Differences of clinical features, prognosis and genetic mutations in Chinese patients with malignant melanoma and additional primary tumours
- PMID: 40317239
- PMCID: PMC12051608
- DOI: 10.1080/07853890.2025.2493769
Differences of clinical features, prognosis and genetic mutations in Chinese patients with malignant melanoma and additional primary tumours
Abstract
Background: The differences in the clinical features, prognosis and genetic mutations in Chinese patients with malignant melanoma (MM) and additional primary tumours remain unclear.
Methods: A retrospective analysis was conducted on patients with malignancies in Fujian Cancer Hospital from January 2007 to September 2022, end follow-up in September 2023. Clinical data were gathered, survival analysis was performed, and genetic mutations were detected.

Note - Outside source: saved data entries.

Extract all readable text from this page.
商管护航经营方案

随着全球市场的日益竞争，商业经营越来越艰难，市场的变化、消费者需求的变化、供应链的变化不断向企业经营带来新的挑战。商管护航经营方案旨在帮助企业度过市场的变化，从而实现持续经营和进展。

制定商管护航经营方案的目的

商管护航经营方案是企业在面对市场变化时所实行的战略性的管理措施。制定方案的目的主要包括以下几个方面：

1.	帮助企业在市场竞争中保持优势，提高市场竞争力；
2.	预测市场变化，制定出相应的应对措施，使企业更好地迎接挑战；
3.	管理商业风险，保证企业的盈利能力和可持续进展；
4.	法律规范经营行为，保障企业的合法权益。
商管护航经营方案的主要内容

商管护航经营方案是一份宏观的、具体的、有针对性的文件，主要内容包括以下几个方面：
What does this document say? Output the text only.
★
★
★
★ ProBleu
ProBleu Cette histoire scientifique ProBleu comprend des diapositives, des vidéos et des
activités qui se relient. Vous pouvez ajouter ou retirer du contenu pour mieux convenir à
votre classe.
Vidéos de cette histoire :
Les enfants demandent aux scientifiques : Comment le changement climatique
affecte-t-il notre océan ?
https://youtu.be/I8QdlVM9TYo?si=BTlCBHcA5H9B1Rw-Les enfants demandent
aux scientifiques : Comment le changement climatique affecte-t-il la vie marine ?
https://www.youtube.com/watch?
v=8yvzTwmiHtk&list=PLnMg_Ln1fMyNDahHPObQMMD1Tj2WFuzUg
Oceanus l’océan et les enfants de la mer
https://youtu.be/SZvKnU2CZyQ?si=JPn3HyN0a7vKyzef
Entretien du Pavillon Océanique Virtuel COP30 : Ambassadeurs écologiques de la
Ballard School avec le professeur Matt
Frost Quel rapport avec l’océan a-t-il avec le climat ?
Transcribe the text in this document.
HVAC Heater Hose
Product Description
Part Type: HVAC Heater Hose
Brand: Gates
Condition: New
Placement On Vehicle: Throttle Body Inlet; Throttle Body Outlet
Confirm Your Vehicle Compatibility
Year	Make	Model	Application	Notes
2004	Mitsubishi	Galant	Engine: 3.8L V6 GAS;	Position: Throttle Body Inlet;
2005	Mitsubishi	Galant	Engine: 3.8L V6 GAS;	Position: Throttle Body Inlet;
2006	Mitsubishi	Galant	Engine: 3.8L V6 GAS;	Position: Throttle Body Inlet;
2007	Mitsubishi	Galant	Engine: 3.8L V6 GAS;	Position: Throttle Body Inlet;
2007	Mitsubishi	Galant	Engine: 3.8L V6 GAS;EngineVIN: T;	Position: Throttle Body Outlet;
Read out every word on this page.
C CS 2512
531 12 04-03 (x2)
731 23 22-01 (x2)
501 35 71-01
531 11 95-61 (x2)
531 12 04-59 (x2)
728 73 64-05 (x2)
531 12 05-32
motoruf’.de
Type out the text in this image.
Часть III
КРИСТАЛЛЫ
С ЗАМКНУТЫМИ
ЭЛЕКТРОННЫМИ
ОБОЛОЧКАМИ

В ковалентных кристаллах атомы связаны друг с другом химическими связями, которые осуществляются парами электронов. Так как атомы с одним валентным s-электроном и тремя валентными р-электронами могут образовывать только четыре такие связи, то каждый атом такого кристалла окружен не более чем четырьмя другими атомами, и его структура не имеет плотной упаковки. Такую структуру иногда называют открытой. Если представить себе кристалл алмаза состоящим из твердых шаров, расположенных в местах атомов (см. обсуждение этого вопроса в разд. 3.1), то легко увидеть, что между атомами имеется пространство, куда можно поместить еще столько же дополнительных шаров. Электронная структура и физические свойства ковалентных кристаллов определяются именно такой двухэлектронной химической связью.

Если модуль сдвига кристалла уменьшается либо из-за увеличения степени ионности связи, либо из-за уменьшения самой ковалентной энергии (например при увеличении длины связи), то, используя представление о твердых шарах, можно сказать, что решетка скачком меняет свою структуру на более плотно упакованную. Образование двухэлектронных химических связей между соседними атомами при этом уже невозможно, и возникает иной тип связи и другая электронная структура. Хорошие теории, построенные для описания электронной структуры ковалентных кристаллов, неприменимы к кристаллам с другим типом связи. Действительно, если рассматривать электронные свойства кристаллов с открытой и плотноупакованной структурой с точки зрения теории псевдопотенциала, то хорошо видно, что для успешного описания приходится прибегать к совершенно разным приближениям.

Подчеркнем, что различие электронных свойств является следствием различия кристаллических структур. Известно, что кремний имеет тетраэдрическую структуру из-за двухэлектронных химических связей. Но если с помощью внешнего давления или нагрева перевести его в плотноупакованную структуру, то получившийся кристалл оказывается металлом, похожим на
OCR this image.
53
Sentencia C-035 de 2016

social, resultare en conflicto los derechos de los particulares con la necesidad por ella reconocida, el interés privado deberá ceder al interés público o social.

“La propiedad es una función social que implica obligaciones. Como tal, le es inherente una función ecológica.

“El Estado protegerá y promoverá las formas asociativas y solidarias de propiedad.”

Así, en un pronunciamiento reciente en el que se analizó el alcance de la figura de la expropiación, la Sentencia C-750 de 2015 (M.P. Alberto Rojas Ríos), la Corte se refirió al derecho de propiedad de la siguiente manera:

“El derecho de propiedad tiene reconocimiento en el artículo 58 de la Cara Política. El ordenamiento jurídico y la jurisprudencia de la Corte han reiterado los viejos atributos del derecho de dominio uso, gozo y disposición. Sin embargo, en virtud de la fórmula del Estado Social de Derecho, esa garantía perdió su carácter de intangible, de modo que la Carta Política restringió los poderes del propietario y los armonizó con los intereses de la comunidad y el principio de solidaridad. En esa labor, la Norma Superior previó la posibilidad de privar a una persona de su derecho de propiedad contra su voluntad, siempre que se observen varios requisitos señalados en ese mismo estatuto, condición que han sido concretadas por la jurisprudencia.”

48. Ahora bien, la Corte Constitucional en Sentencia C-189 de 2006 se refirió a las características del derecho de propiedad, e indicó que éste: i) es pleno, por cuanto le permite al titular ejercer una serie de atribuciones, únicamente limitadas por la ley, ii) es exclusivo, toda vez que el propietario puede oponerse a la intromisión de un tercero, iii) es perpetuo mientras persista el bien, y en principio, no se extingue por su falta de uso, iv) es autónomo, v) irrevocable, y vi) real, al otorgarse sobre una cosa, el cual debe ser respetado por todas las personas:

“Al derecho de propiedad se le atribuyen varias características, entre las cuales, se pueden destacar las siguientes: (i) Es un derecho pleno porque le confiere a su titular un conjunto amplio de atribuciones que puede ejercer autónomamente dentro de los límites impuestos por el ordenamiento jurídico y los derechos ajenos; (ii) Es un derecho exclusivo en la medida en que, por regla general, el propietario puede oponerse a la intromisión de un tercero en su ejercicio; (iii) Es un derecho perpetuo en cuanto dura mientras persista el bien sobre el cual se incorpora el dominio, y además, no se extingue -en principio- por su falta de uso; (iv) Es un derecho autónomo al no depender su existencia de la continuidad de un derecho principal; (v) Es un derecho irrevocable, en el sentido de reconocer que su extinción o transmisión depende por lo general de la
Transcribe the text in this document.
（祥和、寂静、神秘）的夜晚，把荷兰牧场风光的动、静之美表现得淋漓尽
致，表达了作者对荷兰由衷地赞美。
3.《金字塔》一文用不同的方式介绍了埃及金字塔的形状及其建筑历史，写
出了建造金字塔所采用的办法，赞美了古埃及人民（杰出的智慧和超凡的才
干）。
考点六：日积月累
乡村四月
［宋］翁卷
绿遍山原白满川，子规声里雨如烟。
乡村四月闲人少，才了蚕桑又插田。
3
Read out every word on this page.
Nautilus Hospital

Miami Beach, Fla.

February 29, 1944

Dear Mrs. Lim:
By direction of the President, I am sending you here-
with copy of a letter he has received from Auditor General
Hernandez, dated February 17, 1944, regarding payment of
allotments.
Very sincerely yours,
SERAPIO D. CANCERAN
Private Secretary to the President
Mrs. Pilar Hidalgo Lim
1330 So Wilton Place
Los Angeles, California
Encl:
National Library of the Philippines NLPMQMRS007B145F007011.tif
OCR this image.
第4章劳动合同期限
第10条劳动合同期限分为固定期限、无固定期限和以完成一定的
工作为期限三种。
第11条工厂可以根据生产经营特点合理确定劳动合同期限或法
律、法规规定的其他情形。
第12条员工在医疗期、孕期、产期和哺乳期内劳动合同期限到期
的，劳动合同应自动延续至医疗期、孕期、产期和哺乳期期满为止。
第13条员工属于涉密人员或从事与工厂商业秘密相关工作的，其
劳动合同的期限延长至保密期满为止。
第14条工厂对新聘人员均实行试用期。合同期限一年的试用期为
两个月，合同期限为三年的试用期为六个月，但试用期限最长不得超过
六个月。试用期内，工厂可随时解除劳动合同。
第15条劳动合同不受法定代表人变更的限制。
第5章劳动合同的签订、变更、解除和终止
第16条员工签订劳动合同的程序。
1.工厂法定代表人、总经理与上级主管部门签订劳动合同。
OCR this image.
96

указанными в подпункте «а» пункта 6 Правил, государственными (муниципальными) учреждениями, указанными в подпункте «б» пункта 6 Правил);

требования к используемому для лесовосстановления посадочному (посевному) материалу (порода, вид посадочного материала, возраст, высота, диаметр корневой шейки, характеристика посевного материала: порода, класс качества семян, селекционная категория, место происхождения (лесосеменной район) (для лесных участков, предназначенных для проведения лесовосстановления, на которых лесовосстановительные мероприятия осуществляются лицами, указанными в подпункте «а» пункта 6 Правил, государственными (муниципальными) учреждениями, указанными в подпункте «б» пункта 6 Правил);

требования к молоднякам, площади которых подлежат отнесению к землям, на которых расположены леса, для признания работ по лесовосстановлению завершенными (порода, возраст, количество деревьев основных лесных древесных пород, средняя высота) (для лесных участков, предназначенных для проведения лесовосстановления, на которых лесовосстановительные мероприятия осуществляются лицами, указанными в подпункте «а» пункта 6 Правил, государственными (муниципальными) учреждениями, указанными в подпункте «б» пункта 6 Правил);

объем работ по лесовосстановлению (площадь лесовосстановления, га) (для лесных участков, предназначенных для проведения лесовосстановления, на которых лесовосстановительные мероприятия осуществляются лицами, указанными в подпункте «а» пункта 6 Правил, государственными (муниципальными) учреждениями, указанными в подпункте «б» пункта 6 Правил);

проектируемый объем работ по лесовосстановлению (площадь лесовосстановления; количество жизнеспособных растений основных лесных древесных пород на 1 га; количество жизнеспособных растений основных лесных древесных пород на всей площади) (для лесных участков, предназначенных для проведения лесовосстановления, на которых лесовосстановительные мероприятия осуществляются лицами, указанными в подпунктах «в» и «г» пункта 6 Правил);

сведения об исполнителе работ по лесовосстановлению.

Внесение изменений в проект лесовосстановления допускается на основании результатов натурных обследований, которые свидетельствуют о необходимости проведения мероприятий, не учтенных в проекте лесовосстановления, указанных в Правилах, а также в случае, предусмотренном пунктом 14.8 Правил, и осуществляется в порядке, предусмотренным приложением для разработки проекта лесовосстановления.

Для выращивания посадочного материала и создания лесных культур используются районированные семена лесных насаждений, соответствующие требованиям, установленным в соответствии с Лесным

Results: There were 58 of 1223 melanoma patients with melanoma and additional primary tumours, an incidence of 4.74%. Acral MM was the most common subtype (26/58), 23 (39.66%) patients had concomitant digestive tumours. Patients who had MM as their first primary tumour (MMFP) had shorter tumour occurrence intervals (9.93 vs. 57.78 months, p = .008) but longer melanoma survival (MM-OS) than the non-MMFP group (100.43 vs. 18.93 months, p = .015). Patients with cancer family histories were more likely to have pathogenic and likely pathogenic (P/LP) mutations (2/5 vs. 4/25). The somatic BRAF gene mutation was frequently observed in MM tissue (8/19, 42.11%). Three patients had whole-genome doubling and microsatellite instability-high (MSI-H). The COSMIC2 signature 3 was significantly higher in the P/LP group.
Conclusions: The frequency of MM and additional primary tumours is about 5% in Chinese populations. Patients with melanoma diagnosed first have longer melanoma survival. Digestive system tumours were the most concomitant; a digestive examination is advisable, especially for those with an expected overall survival (OS) greater than 10 months. Meanwhile, patient's family cancer history should be followed up in detail, along with completion of germline P/LP mutation and somatic mutation testing, all of which may provide valuable support for further treatment.
Keywords: Multiple primary malignant tumours; epidemiology; genetic mutation; melanoma; prognosis.
Conflict of interest statement
No potential conflict of interest was reported by the author(s).